Many times we find that the business data seems good, but the final conversion volume is very low, which indicates that the business conversion rate is problematic. In data analysis, there is a crucial modeling tool that can solve this problem well. It is the funnel analysis model. You probably already know this from my last article *Top 5 Methods of Thinking in Data Analysis*. Today I will introduce this funnel model in detail.

Contents

**1. What Is a Funnel Analysis?**

The funnel analysis model, in simple terms, is a process in marketing products. And we need to observe the conversion and loss of each step in this process.

Regarding the funnel model in actual application scenarios, people expect nothing more than two points:

- large number of conversions
- high final conversion rate

For these two goals, the feasible measures are:

- increase the initial flow
- increase the retention rate of each key point

**2. What Is the Key to Funnel Analysis?**

Generally speaking, funnel analysis is ordered, and this order is reflected in the path of the key nodes. In an ordered funnel, the path is narrower and narrower. In other words, the amount of data left in each step cannot be greater than the amount of data left in the previous step. If this condition is not met, it indicates that the process sequence of critical paths may be problematic and we should adjust the path order.

**3. How to Perform Funnel Analysis?**

**1) Goals**

Like any data analysis, the first step in funnel analysis is also to set goals, that is, to understand what you really want to do and what results you want to get. For example, in the funnel model of commercial marketing activities, the goal is to realize the business and make profits. And the following five steps are determined for this purpose.

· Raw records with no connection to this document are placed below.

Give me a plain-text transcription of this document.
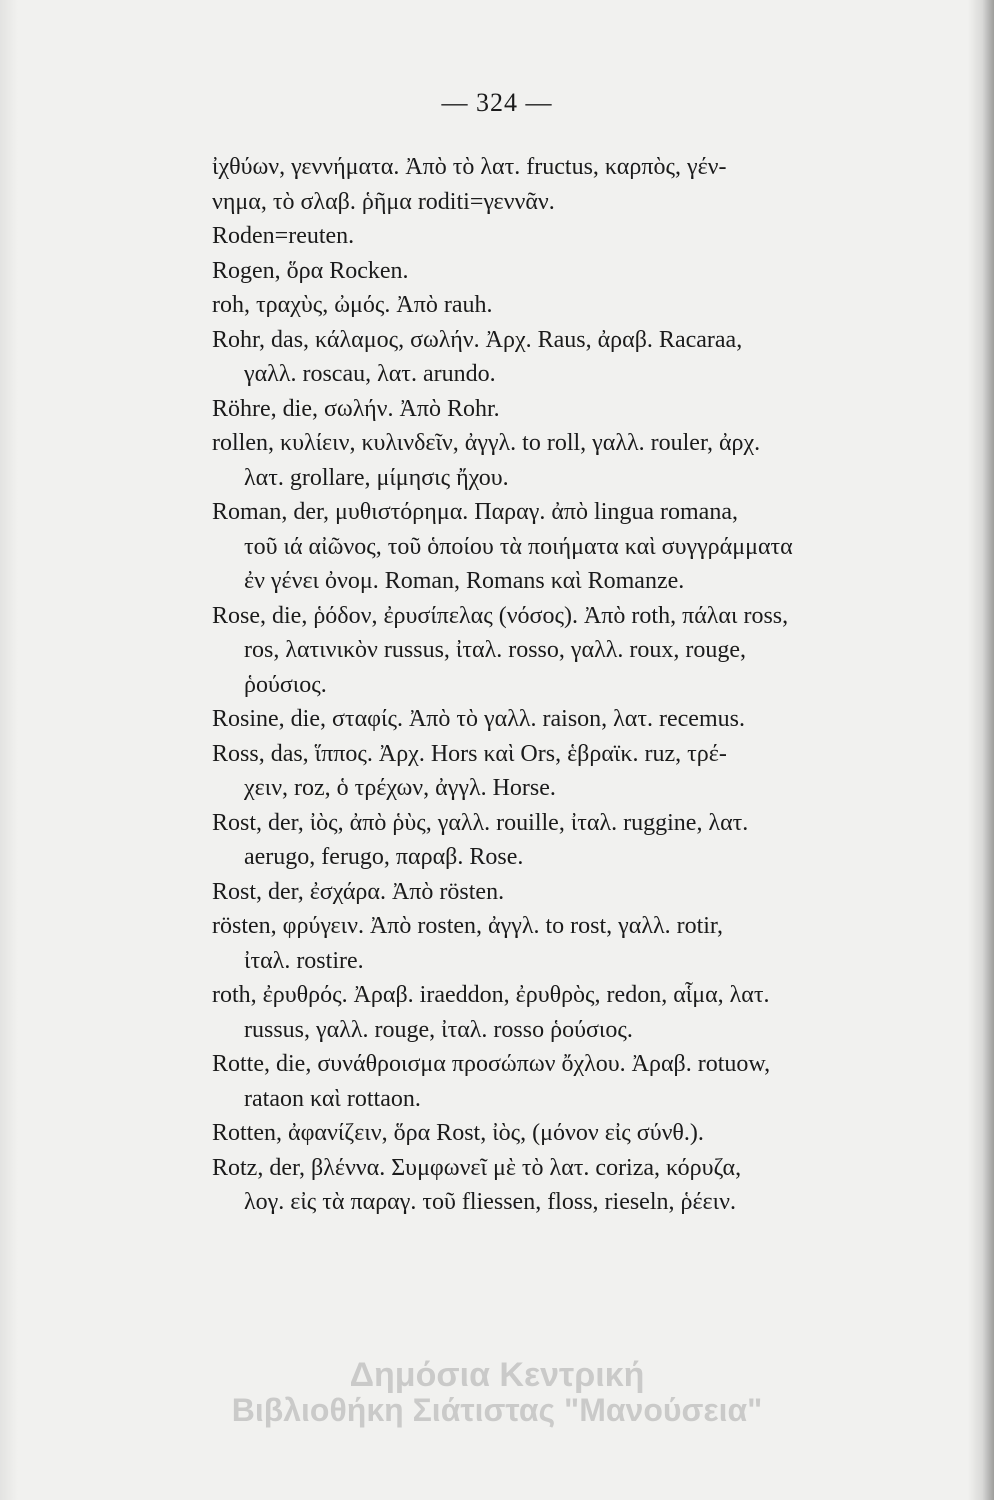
— 324 —
ἰχθύων, γεννήματα. Ἀπὸ τὸ λατ. fructus, καρπὸς, γέν-
νημα, τὸ σλαβ. ῥῆμα roditi=γεννᾶν.
Roden=reuten.
Rogen, ὅρα Rocken.
roh, τραχὺς, ὠμός. Ἀπὸ rauh.
Rohr, das, κάλαμος, σωλήν. Ἀρχ. Raus, ἀραβ. Racaraa,
γαλλ. roscau, λατ. arundo.
Röhre, die, σωλήν. Ἀπὸ Rohr.
rollen, κυλίειν, κυλινδεῖν, ἀγγλ. to roll, γαλλ. rouler, ἀρχ.
λατ. grollare, μίμησις ἤχου.
Roman, der, μυθιστόρημα. Παραγ. ἀπὸ lingua romana,
τοῦ ιά αἰῶνος, τοῦ ὁποίου τὰ ποιήματα καὶ συγγράμματα
ἐν γένει ὀνομ. Roman, Romans καὶ Romanze.
Rose, die, ῥόδον, ἐρυσίπελας (νόσος). Ἀπὸ roth, πάλαι ross,
ros, λατινικὸν russus, ἰταλ. rosso, γαλλ. roux, rouge,
ῥούσιος.
Rosine, die, σταφίς. Ἀπὸ τὸ γαλλ. raison, λατ. recemus.
Ross, das, ἵππος. Ἀρχ. Hors καὶ Ors, ἑβραϊκ. ruz, τρέ-
χειν, roz, ὁ τρέχων, ἀγγλ. Horse.
Rost, der, ἰὸς, ἀπὸ ῥὺς, γαλλ. rouille, ἰταλ. ruggine, λατ.
aerugo, ferugo, παραβ. Rose.
Rost, der, ἐσχάρα. Ἀπὸ rösten.
rösten, φρύγειν. Ἀπὸ rosten, ἀγγλ. to rost, γαλλ. rotir,
ἰταλ. rostire.
roth, ἐρυθρός. Ἀραβ. iraeddon, ἐρυθρὸς, redon, αἷμα, λατ.
russus, γαλλ. rouge, ἰταλ. rosso ῥούσιος.
Rotte, die, συνάθροισμα προσώπων ὄχλου. Ἀραβ. rotuow,
rataon καὶ rottaon.
Rotten, ἀφανίζειν, ὅρα Rost, ἰὸς, (μόνον εἰς σύνθ.).
Rotz, der, βλέννα. Συμφωνεῖ μὲ τὸ λατ. coriza, κόρυζα,
λογ. εἰς τὰ παραγ. τοῦ fliessen, floss, rieseln, ῥέειν.
Δημόσια Κεντρική
Βιβλιοθήκη Σιάτιστας "Μανούσεια"
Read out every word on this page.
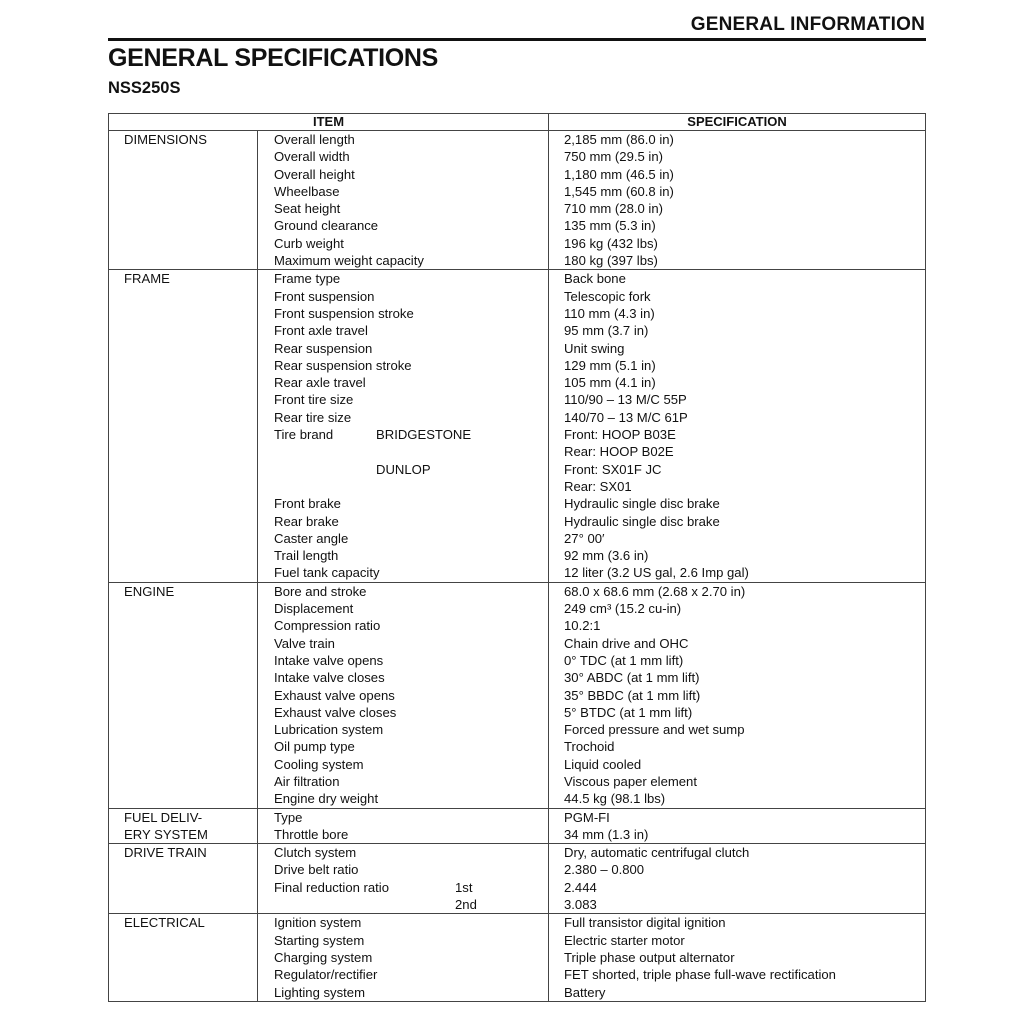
GENERAL INFORMATION
GENERAL SPECIFICATIONS
NSS250S
ITEM		SPECIFICATION
DIMENSIONS	Overall length	2,185 mm (86.0 in)
	Overall width	750 mm (29.5 in)
	Overall height	1,180 mm (46.5 in)
	Wheelbase	1,545 mm (60.8 in)
	Seat height	710 mm (28.0 in)
	Ground clearance	135 mm (5.3 in)
	Curb weight	196 kg (432 lbs)
	Maximum weight capacity	180 kg (397 lbs)
FRAME	Frame type	Back bone
	Front suspension	Telescopic fork
	Front suspension stroke	110 mm (4.3 in)
	Front axle travel	95 mm (3.7 in)
	Rear suspension	Unit swing
	Rear suspension stroke	129 mm (5.1 in)
	Rear axle travel	105 mm (4.1 in)
	Front tire size	110/90 – 13 M/C 55P
	Rear tire size	140/70 – 13 M/C 61P
	Tire brand BRIDGESTONE	Front: HOOP B03E
		Rear: HOOP B02E
	DUNLOP	Front: SX01F JC
		Rear: SX01
	Front brake	Hydraulic single disc brake
	Rear brake	Hydraulic single disc brake
	Caster angle	27° 00′
	Trail length	92 mm (3.6 in)
	Fuel tank capacity	12 liter (3.2 US gal, 2.6 Imp gal)
ENGINE	Bore and stroke	68.0 x 68.6 mm (2.68 x 2.70 in)
	Displacement	249 cm³ (15.2 cu-in)
	Compression ratio	10.2:1
	Valve train	Chain drive and OHC
	Intake valve opens	0° TDC (at 1 mm lift)
	Intake valve closes	30° ABDC (at 1 mm lift)
	Exhaust valve opens	35° BBDC (at 1 mm lift)
	Exhaust valve closes	5° BTDC (at 1 mm lift)
	Lubrication system	Forced pressure and wet sump
	Oil pump type	Trochoid
	Cooling system	Liquid cooled
	Air filtration	Viscous paper element
	Engine dry weight	44.5 kg (98.1 lbs)
FUEL DELIV-	Type	PGM-FI
ERY SYSTEM	Throttle bore	34 mm (1.3 in)
DRIVE TRAIN	Clutch system	Dry, automatic centrifugal clutch
	Drive belt ratio	2.380 – 0.800
	Final reduction ratio 1st	2.444
	2nd	3.083
ELECTRICAL	Ignition system	Full transistor digital ignition
	Starting system	Electric starter motor
	Charging system	Triple phase output alternator
	Regulator/rectifier	FET shorted, triple phase full-wave rectification
	Lighting system	Battery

- Step 1: Place an ad. Improve users’ awareness of the brand.
- Step 2: Watch the ad. Increase users’ interest in the product.
- Step 3: Evaluate the product. Users will decide whether to purchase based on their perception of the brand and their interest in the product.
- Step 4: Pay for the product. Users will purchase the product they are interested in after the evaluation and conclude a deal.
- Step 5: Repeat the purchase. Some users will continue to purchase. They may also recommend the product to relatives and friends.

**2) Variables**

Variables are factors that can influence the results of funnel analysis. They are divided into independent variables, dependent variables and mediator variables.

In organizational behavior, the dependent variable is the behavioral response to be measured, while the independent variable is the variable that affects the dependent variable.

As in the model above, dependent variables are the advertisement viewing rate, the product payment rate, the repurchase rate, etc. And the advertising channels(such as television, newspapers, magazines, subway, websites, etc.), the age of the users who watch the ad, the users’ location, their hobbies and their economic conditions are the independent variables that affect the dependent variables.

Mediator variables cause mediation in the dependent and independent variables. They reduce the effect of independent variables on dependent variables. The existence of a mediator variable makes the relationship between the independent variable and the dependent variable more complicated.

The mediator variable is the variable we need to intervene in. We should deconstruct it infinitely to affect the independent variable.

In the traditional funnel model above, assuming that our brand is a high-end luxury, we need to analyze independent variables like advertising channels, the users’ ages and the ad serving area. We finally find that our advertising area is too wide and the cost is too high.

Then we keep eyes on the advertising area. We see that the proportion of advertising in remote areas is relatively high. At this time, have we found the problem? We can narrow the ad serving area. Will it be better to focus on advertising in big cities?

The ideal situation is that we can deconstruct the problem step by step and find the only variable. And then we can accurately locate the problem and solve it, which leads to user growth.

**3) Relationship**

Once we have identified the goals and the various variables that affect our goals, we need to study the relationships between variables.

When determining the relationship between variables, you should be cautious about the judgment of which is the cause and which is the result. We can’t say that there is a causal relationship between two variables because of the statistical relationship between the two ones.

For example, when we talk about user growth, we talk more about acquiring customers. We are not considering how to improve the conversion rate and activation rate of existing users. We really need to think about how to make users become loyal users. Only loyal users will not be lost and bring more benefits.

Through funnel analysis, we can restore the path of user conversions and analyze the efficiency of each conversion node.

- What is the overall conversion rate from the beginning to the end?
- What is the conversion rate of each step?
- In which step we lose the most customers? Why? What characteristics do those customers meet?

**4. What Tools Do You Use for Funnel Analysis When It Comes to Big Data?**

When it comes to big data, it is difficult to achieve efficient funnel analysis with tools such as Excel. The general practice is to use a professional data analysis tool like FineReport to build a dashboard, where we can easily perform funnel analysis. The following pictures show two forms of funnel model of FineReport.

FineReport’s funnel chart also has automatic sorting function.

The advantage of the professional data analysis tool is the convenience. The tool itself has various funnel models. You only need to drag and drop to complete the funnel analysis, which is difficult to achieve with Excel. So it is recommended to use professional software.